Tip: To do this, I’d like you to counter whatever safety behaviors you do. For example, unclench your fists, tell yourself, “something bad could happen right now,” leave any toys or medications (especially benzodiazepenes) at home. Doing this will likely increase your anxiety and block any safety behaviors, which will maximize your learning.
Continuing Your Exposures
Exposure 5: Now we should be ready for something scarier. I’m going to combine some of our previous steps. I want you to get into a car, close your eyes, and imagine something bad happening to you in the car. Go for at least 10 minutes straight and notice what happens to your anxiety. Remind yourself that at any point a car could hit you. Or the driver could crash.

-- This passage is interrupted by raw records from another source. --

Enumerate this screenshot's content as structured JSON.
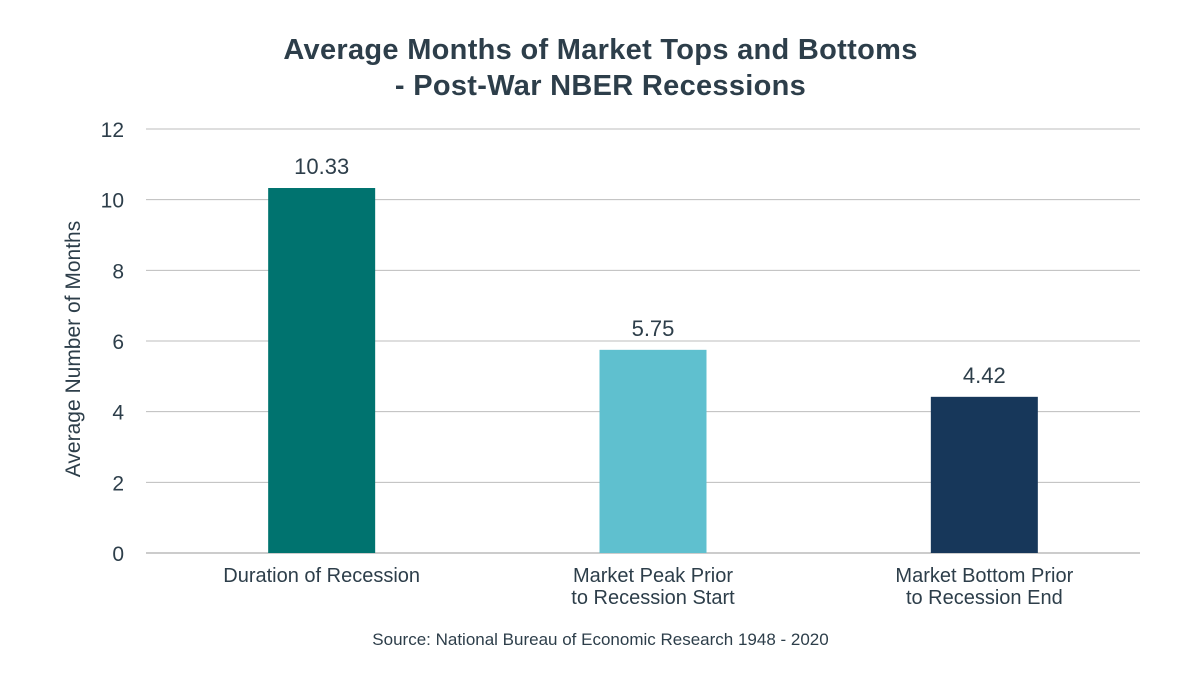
{
  "chart_data": {
    "type": "bar",
    "title_lines": [
      "Average Months of Market Tops and Bottoms",
      "- Post-War NBER Recessions"
    ],
    "ylabel": "Average Number of Months",
    "xlabel": "",
    "ylim": [
      0,
      12
    ],
    "yticks": [
      0,
      2,
      4,
      6,
      8,
      10,
      12
    ],
    "grid": true,
    "categories": [
      [
        "Duration of Recession"
      ],
      [
        "Market Peak Prior",
        "to Recession Start"
      ],
      [
        "Market Bottom Prior",
        "to Recession End"
      ]
    ],
    "values": [
      10.33,
      5.75,
      4.42
    ],
    "value_labels": [
      "10.33",
      "5.75",
      "4.42"
    ],
    "colors": [
      "#00736f",
      "#5fc0cf",
      "#17375a"
    ],
    "source": "Source: National Bureau of Economic Research 1948 - 2020"
  }
}
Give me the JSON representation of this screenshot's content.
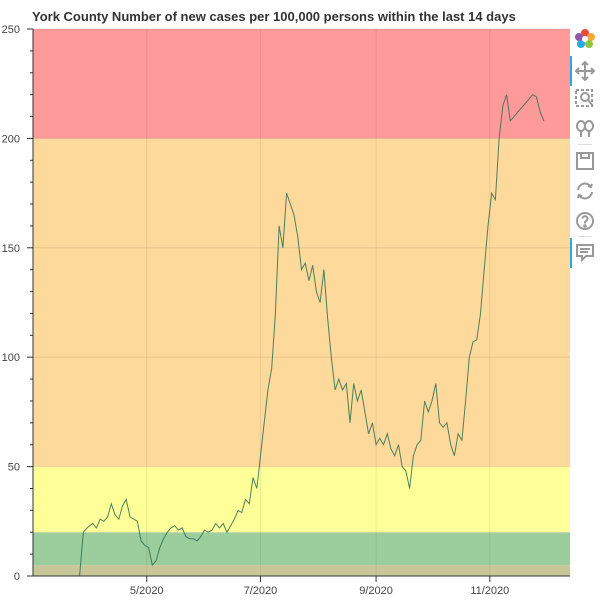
{
  "chart_data": {
    "type": "line",
    "title": "York County Number of new cases per 100,000 persons within the last 14 days",
    "xlabel": "",
    "ylabel": "",
    "xlim": [
      "2020-03-01",
      "2020-12-14"
    ],
    "ylim": [
      0,
      250
    ],
    "x_ticks": [
      {
        "date": "2020-05-01",
        "label": "5/2020"
      },
      {
        "date": "2020-07-01",
        "label": "7/2020"
      },
      {
        "date": "2020-09-01",
        "label": "9/2020"
      },
      {
        "date": "2020-11-01",
        "label": "11/2020"
      }
    ],
    "y_ticks": [
      0,
      50,
      100,
      150,
      200,
      250
    ],
    "grid": true,
    "bands": [
      {
        "from": 0,
        "to": 5,
        "color": "#c9c79a"
      },
      {
        "from": 5,
        "to": 20,
        "color": "#9ccd9c"
      },
      {
        "from": 20,
        "to": 50,
        "color": "#ffff99"
      },
      {
        "from": 50,
        "to": 200,
        "color": "#fdd99b"
      },
      {
        "from": 200,
        "to": 250,
        "color": "#ff9a9a"
      }
    ],
    "line_color": "#2f6e4f",
    "series": [
      {
        "x": [
          "2020-03-26",
          "2020-03-28",
          "2020-03-30",
          "2020-04-02",
          "2020-04-04",
          "2020-04-06",
          "2020-04-08",
          "2020-04-10",
          "2020-04-12",
          "2020-04-14",
          "2020-04-16",
          "2020-04-18",
          "2020-04-20",
          "2020-04-22",
          "2020-04-24",
          "2020-04-26",
          "2020-04-28",
          "2020-04-30",
          "2020-05-02",
          "2020-05-04",
          "2020-05-06",
          "2020-05-08",
          "2020-05-10",
          "2020-05-12",
          "2020-05-14",
          "2020-05-16",
          "2020-05-18",
          "2020-05-20",
          "2020-05-22",
          "2020-05-24",
          "2020-05-26",
          "2020-05-28",
          "2020-05-30",
          "2020-06-01",
          "2020-06-03",
          "2020-06-05",
          "2020-06-07",
          "2020-06-09",
          "2020-06-11",
          "2020-06-13",
          "2020-06-15",
          "2020-06-17",
          "2020-06-19",
          "2020-06-21",
          "2020-06-23",
          "2020-06-25",
          "2020-06-27",
          "2020-06-29",
          "2020-07-01",
          "2020-07-03",
          "2020-07-05",
          "2020-07-07",
          "2020-07-09",
          "2020-07-11",
          "2020-07-13",
          "2020-07-15",
          "2020-07-17",
          "2020-07-19",
          "2020-07-21",
          "2020-07-23",
          "2020-07-25",
          "2020-07-27",
          "2020-07-29",
          "2020-07-31",
          "2020-08-02",
          "2020-08-04",
          "2020-08-06",
          "2020-08-08",
          "2020-08-10",
          "2020-08-12",
          "2020-08-14",
          "2020-08-16",
          "2020-08-18",
          "2020-08-20",
          "2020-08-22",
          "2020-08-24",
          "2020-08-26",
          "2020-08-28",
          "2020-08-30",
          "2020-09-01",
          "2020-09-03",
          "2020-09-05",
          "2020-09-07",
          "2020-09-09",
          "2020-09-11",
          "2020-09-13",
          "2020-09-15",
          "2020-09-17",
          "2020-09-19",
          "2020-09-21",
          "2020-09-23",
          "2020-09-25",
          "2020-09-27",
          "2020-09-29",
          "2020-10-01",
          "2020-10-03",
          "2020-10-05",
          "2020-10-07",
          "2020-10-09",
          "2020-10-11",
          "2020-10-13",
          "2020-10-15",
          "2020-10-17",
          "2020-10-19",
          "2020-10-21",
          "2020-10-23",
          "2020-10-25",
          "2020-10-27",
          "2020-10-29",
          "2020-10-31",
          "2020-11-02",
          "2020-11-04",
          "2020-11-06",
          "2020-11-08",
          "2020-11-10",
          "2020-11-12",
          "2020-11-14",
          "2020-11-16",
          "2020-11-18",
          "2020-11-20",
          "2020-11-22",
          "2020-11-24",
          "2020-11-26",
          "2020-11-28",
          "2020-11-30"
        ],
        "y": [
          0,
          20,
          22,
          24,
          22,
          26,
          25,
          27,
          33,
          28,
          26,
          32,
          35,
          27,
          26,
          25,
          16,
          14,
          13,
          5,
          7,
          13,
          17,
          20,
          22,
          23,
          21,
          22,
          18,
          17,
          17,
          16,
          18,
          21,
          20,
          21,
          24,
          22,
          24,
          20,
          23,
          26,
          30,
          29,
          35,
          33,
          45,
          40,
          55,
          70,
          85,
          95,
          120,
          160,
          150,
          175,
          170,
          165,
          155,
          140,
          143,
          135,
          142,
          130,
          125,
          140,
          118,
          100,
          85,
          90,
          85,
          88,
          70,
          88,
          80,
          85,
          75,
          65,
          70,
          60,
          63,
          60,
          65,
          58,
          55,
          60,
          50,
          48,
          40,
          55,
          60,
          62,
          80,
          75,
          80,
          88,
          70,
          68,
          70,
          60,
          55,
          65,
          62,
          80,
          100,
          107,
          108,
          120,
          140,
          160,
          175,
          172,
          200,
          215,
          220,
          208,
          210,
          212,
          214,
          216,
          218,
          220,
          219,
          212,
          208
        ]
      }
    ]
  },
  "toolbar": {
    "items": [
      {
        "name": "bokeh-logo-icon"
      },
      {
        "name": "pan-icon"
      },
      {
        "name": "box-zoom-icon"
      },
      {
        "name": "wheel-zoom-icon"
      },
      {
        "name": "save-icon"
      },
      {
        "name": "reset-icon"
      },
      {
        "name": "help-icon"
      },
      {
        "name": "hover-icon"
      }
    ]
  }
}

Every bump you feel could be an indication that the car will crash. You’ll just have to tolerate it and sit with the uncertainty that something bad could happen. While you do this, it is critical you keep telling yourself that something bad could happen and to keep your eyes closed. Again, this helps block any safety behavior. Do this exposure at least 5 times, or until your anxiety decreases. And it will decrease the more you repeat it!

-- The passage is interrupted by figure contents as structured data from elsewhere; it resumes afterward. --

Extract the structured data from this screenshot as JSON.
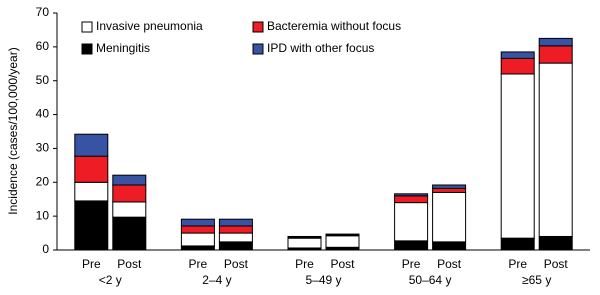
{
  "chart_data": {
    "type": "stacked_bar",
    "y_label": "Incidence (cases/100,000/year)",
    "categories": [
      "Pre",
      "Post",
      "Pre",
      "Post",
      "Pre",
      "Post",
      "Pre",
      "Post",
      "Pre",
      "Post"
    ],
    "groups": [
      "<2 y",
      "2–4 y",
      "5–49 y",
      "50–64 y",
      "≥65 y"
    ],
    "series": [
      {
        "name": "Meningitis",
        "color": "#000000",
        "values": [
          14.5,
          9.7,
          1.2,
          2.4,
          0.6,
          0.8,
          2.7,
          2.4,
          3.5,
          4.0
        ]
      },
      {
        "name": "Invasive pneumonia",
        "color": "#ffffff",
        "values": [
          5.5,
          4.5,
          3.8,
          2.6,
          2.9,
          3.4,
          11.3,
          14.6,
          48.5,
          51.2
        ]
      },
      {
        "name": "Bacteremia without focus",
        "color": "#ee1c25",
        "values": [
          7.7,
          5.0,
          2.1,
          2.1,
          0.2,
          0.2,
          2.0,
          1.2,
          4.6,
          5.1
        ]
      },
      {
        "name": "IPD with other focus",
        "color": "#3953a4",
        "values": [
          6.5,
          2.9,
          2.0,
          2.0,
          0.3,
          0.3,
          0.6,
          1.0,
          1.9,
          2.2
        ]
      }
    ],
    "ylim": [
      0,
      70
    ],
    "yticks": [
      0,
      10,
      20,
      30,
      40,
      50,
      60,
      70
    ],
    "grid": false
  }
}
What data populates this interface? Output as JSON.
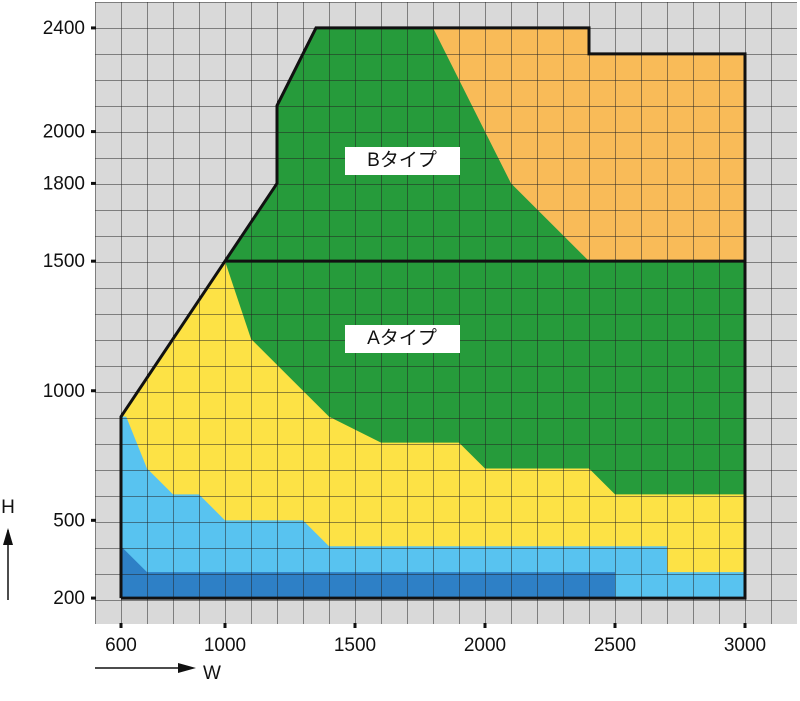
{
  "chart_data": {
    "type": "region",
    "x_label": "W",
    "y_label": "H",
    "xlim": [
      500,
      3200
    ],
    "ylim": [
      100,
      2500
    ],
    "xticks": [
      600,
      1000,
      1500,
      2000,
      2500,
      3000
    ],
    "yticks": [
      200,
      500,
      1000,
      1500,
      1800,
      2000,
      2400
    ],
    "background": "#d9d9d9",
    "regions": [
      {
        "color": "#269b3b",
        "x": [
          600,
          600,
          1000,
          1200,
          1200,
          1350,
          2400,
          2400,
          3000,
          3000
        ],
        "y": [
          200,
          900,
          1500,
          1800,
          2100,
          2400,
          2400,
          2300,
          2300,
          200
        ]
      },
      {
        "color": "#f9bb58",
        "x": [
          1800,
          2400,
          2400,
          3000,
          3000,
          2400,
          2100,
          2000
        ],
        "y": [
          2400,
          2400,
          2300,
          2300,
          1500,
          1500,
          1800,
          2000
        ]
      },
      {
        "color": "#fde245",
        "x": [
          600,
          600,
          1000,
          1100,
          1400,
          1600,
          1900,
          2000,
          2400,
          2500,
          3000,
          3000
        ],
        "y": [
          200,
          900,
          1500,
          1200,
          900,
          800,
          800,
          700,
          700,
          600,
          600,
          200
        ]
      },
      {
        "color": "#58c3f0",
        "x": [
          600,
          600,
          620,
          700,
          800,
          900,
          1000,
          1300,
          1400,
          2700,
          2700,
          3000,
          3000
        ],
        "y": [
          200,
          900,
          900,
          700,
          600,
          600,
          500,
          500,
          400,
          400,
          300,
          300,
          200
        ]
      },
      {
        "color": "#2e80c6",
        "x": [
          600,
          600,
          700,
          2500,
          2500
        ],
        "y": [
          200,
          400,
          300,
          300,
          200
        ]
      }
    ],
    "outline": {
      "x": [
        600,
        600,
        1000,
        1200,
        1200,
        1350,
        2400,
        2400,
        3000,
        3000,
        600
      ],
      "y": [
        200,
        900,
        1500,
        1800,
        2100,
        2400,
        2400,
        2300,
        2300,
        200,
        200
      ]
    },
    "divider": {
      "x": [
        1000,
        3000
      ],
      "y": [
        1500,
        1500
      ]
    },
    "annotations": [
      "Bタイプ",
      "Aタイプ"
    ]
  }
}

There are many variations of this type of exposure. You can do exactly the same steps on a flight simulator. You can do it on the bus or a gondola. You can do it on something like “wings over Washington”. You can go on a rollercoaster or a ferris wheel. The point is, you’re doing something that has some risk, where a bad event could happen, and you’re actually thinking about that bad event happening. If you’re feeling ready for it, you can even will something bad to happen.
Tip: The rule is that you have to keep doing these exposures over and over until your anxiety decreases and you learn that the bad thing doesn’t happen. You need to learn that your thoughts probably don’t affect the outcome (notice I say probably – this stops the thought being reassurance). You can tolerate those thoughts without pushing them away, even though you know it’s possible that something bad could happen.
Part II Summary
Now you’ve mastered several important steps. You’ve learnt to talk and think about the idea that planes crash. You’ve also sat through an approximation of turbulence sensations in a car. And lastly, you’ve actually put yourself in a situation where something bad could happen without engaging in any safety behaviors! That’s some good progress. Although we all know that most of the time planes don’t crash, you don’t know when you get on a plane that something bad won’t happen. And that’s the trick. There’s no way to know, you just have to risk it. You have to learn to live with the uncertainty that bad things do and can happen, without that fear getting in the way of things you want to do.